نُعْمَــانُ طَــاحِـنُهُ يَعْقُـوبُ عَــاجِـنُهُ * مُحَمَّدٌ خَابِزٌ وَالاٰكِلُ اَلنَّاسُ                   

                İbnu Mes'ûd, ilm-i fıkhı ekti. Hicrî 62'de vefat eden tâbi'lerin büyüklerinden, ibnu Mes'ûd'un mümessili, muhaddis, sofî, fakih ve müfessir Ebû Şibli Alkame bin Kays bin Abdullah bin Mâlik en-Nehaî el-Hemedânî biçti. Sonra Hicrî 95, 96'da vefat eden büyük zâhid, salih ve sofî Ebû İmrân İbrahim bin Yezîd bin Kays bin el-Esved en-Nehaî el-Kûfî harman edip dövdü, tashîh etti.
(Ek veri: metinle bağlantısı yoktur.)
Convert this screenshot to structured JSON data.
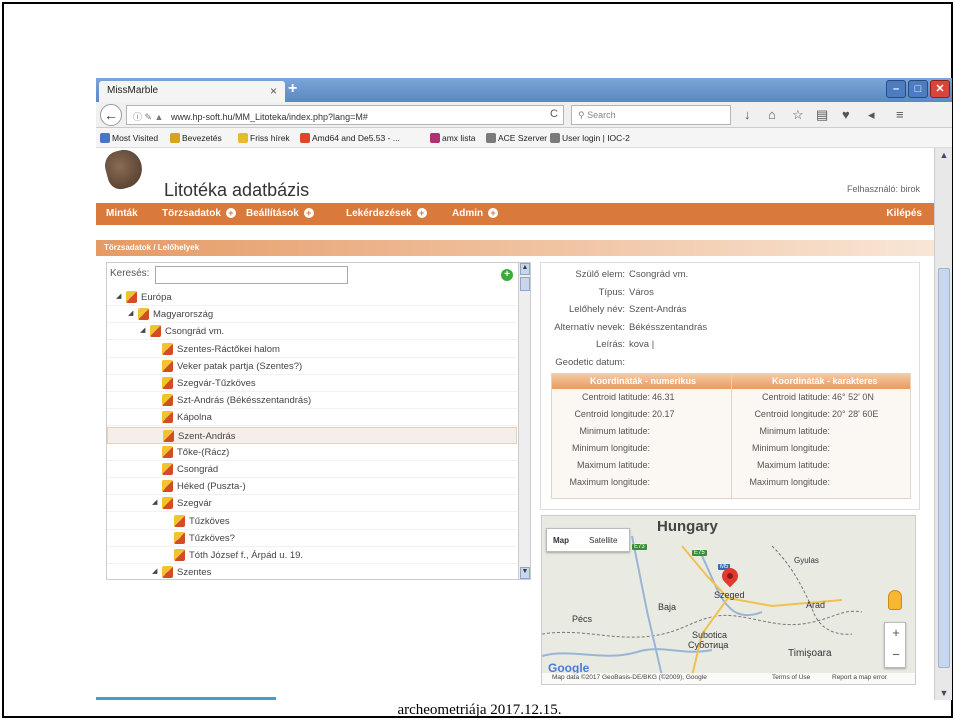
{
  "browser": {
    "tab_title": "MissMarble",
    "tab_close": "×",
    "new_tab": "+",
    "url": "www.hp-soft.hu/MM_Litoteka/index.php?lang=M#",
    "search_placeholder": "Search",
    "bookmarks": [
      {
        "label": "Most Visited",
        "color": "#4a74c9"
      },
      {
        "label": "Bevezetés",
        "color": "#d8a21c"
      },
      {
        "label": "Friss hírek",
        "color": "#e8b82d"
      },
      {
        "label": "Amd64 and De5.53 - ...",
        "color": "#e0442a"
      },
      {
        "label": "amx lista",
        "color": "#b03070"
      },
      {
        "label": "ACE Szerver",
        "color": "#7a7a7a"
      },
      {
        "label": "User login | IOC-2",
        "color": "#7a7a7a"
      }
    ]
  },
  "app": {
    "title": "Litotéka adatbázis",
    "user_label": "Felhasználó: birok",
    "menu": [
      "Minták",
      "Törzsadatok",
      "Beállítások",
      "Lekérdezések",
      "Admin"
    ],
    "logout": "Kilépés",
    "breadcrumb": "Törzsadatok / Lelőhelyek"
  },
  "tree": {
    "search_label": "Keresés:",
    "nodes": [
      {
        "label": "Európa",
        "level": 0,
        "arrow": "◢"
      },
      {
        "label": "Magyarország",
        "level": 1,
        "arrow": "◢"
      },
      {
        "label": "Csongrád vm.",
        "level": 2,
        "arrow": "◢"
      },
      {
        "label": "Szentes-Ráctőkei halom",
        "level": 3,
        "arrow": ""
      },
      {
        "label": "Veker patak partja (Szentes?)",
        "level": 3,
        "arrow": ""
      },
      {
        "label": "Szegvár-Tűzköves",
        "level": 3,
        "arrow": ""
      },
      {
        "label": "Szt-András (Békésszentandrás)",
        "level": 3,
        "arrow": ""
      },
      {
        "label": "Kápolna",
        "level": 3,
        "arrow": ""
      },
      {
        "label": "Szent-András",
        "level": 3,
        "arrow": "",
        "selected": true
      },
      {
        "label": "Tőke-(Rácz)",
        "level": 3,
        "arrow": ""
      },
      {
        "label": "Csongrád",
        "level": 3,
        "arrow": ""
      },
      {
        "label": "Héked (Puszta-)",
        "level": 3,
        "arrow": ""
      },
      {
        "label": "Szegvár",
        "level": 3,
        "arrow": "◢"
      },
      {
        "label": "Tűzköves",
        "level": 4,
        "arrow": ""
      },
      {
        "label": "Tűzköves?",
        "level": 4,
        "arrow": ""
      },
      {
        "label": "Tóth József f., Árpád u. 19.",
        "level": 4,
        "arrow": ""
      },
      {
        "label": "Szentes",
        "level": 3,
        "arrow": "◢"
      }
    ]
  },
  "details": {
    "fields": [
      {
        "key": "Szülő elem:",
        "value": "Csongrád vm."
      },
      {
        "key": "Típus:",
        "value": "Város"
      },
      {
        "key": "Lelőhely név:",
        "value": "Szent-András"
      },
      {
        "key": "Alternatív nevek:",
        "value": "Békésszentandrás"
      },
      {
        "key": "Leírás:",
        "value": "kova |"
      },
      {
        "key": "Geodetic datum:",
        "value": ""
      }
    ],
    "coord_numeric_title": "Koordináták - numerikus",
    "coord_char_title": "Koordináták - karakteres",
    "coord_rows": [
      {
        "num_key": "Centroid latitude:",
        "num_val": "46.31",
        "chr_key": "Centroid latitude:",
        "chr_val": "46° 52' 0N"
      },
      {
        "num_key": "Centroid longitude:",
        "num_val": "20.17",
        "chr_key": "Centroid longitude:",
        "chr_val": "20° 28' 60E"
      },
      {
        "num_key": "Minimum latitude:",
        "num_val": "",
        "chr_key": "Minimum latitude:",
        "chr_val": ""
      },
      {
        "num_key": "Minimum longitude:",
        "num_val": "",
        "chr_key": "Minimum longitude:",
        "chr_val": ""
      },
      {
        "num_key": "Maximum latitude:",
        "num_val": "",
        "chr_key": "Maximum latitude:",
        "chr_val": ""
      },
      {
        "num_key": "Maximum longitude:",
        "num_val": "",
        "chr_key": "Maximum longitude:",
        "chr_val": ""
      }
    ]
  },
  "map": {
    "country": "Hungary",
    "type_map": "Map",
    "type_satellite": "Satellite",
    "cities": [
      "Szeged",
      "Baja",
      "Pécs",
      "Subotica",
      "Суботица",
      "Timişoara",
      "Arad",
      "Gyulas"
    ],
    "roads": [
      "M5",
      "E75",
      "E73"
    ],
    "zoom_in": "+",
    "zoom_out": "−",
    "google": "Google",
    "attribution": "Map data ©2017 GeoBasis-DE/BKG (©2009), Google",
    "terms": "Terms of Use",
    "report": "Report a map error"
  },
  "caption": "archeometriája  2017.12.15."
}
Nu'mân Ebû Hanîfe öğüttü. Hicrî 182'de vefat eden Kâd-ul-Kud­dât, fakih, muhaddis, müfessir Ebû Yûsuf Ya'kûb bin İbrahim hamuru yuğurdu. Hicrî 189'da vefat eden büyük fakih, muhaddis Ebû Abdullah Muhammed bin Hasen İbnu Ferkad eş-Şeybânî ekmek yaptı. Sâir insanlar da yemektedirler.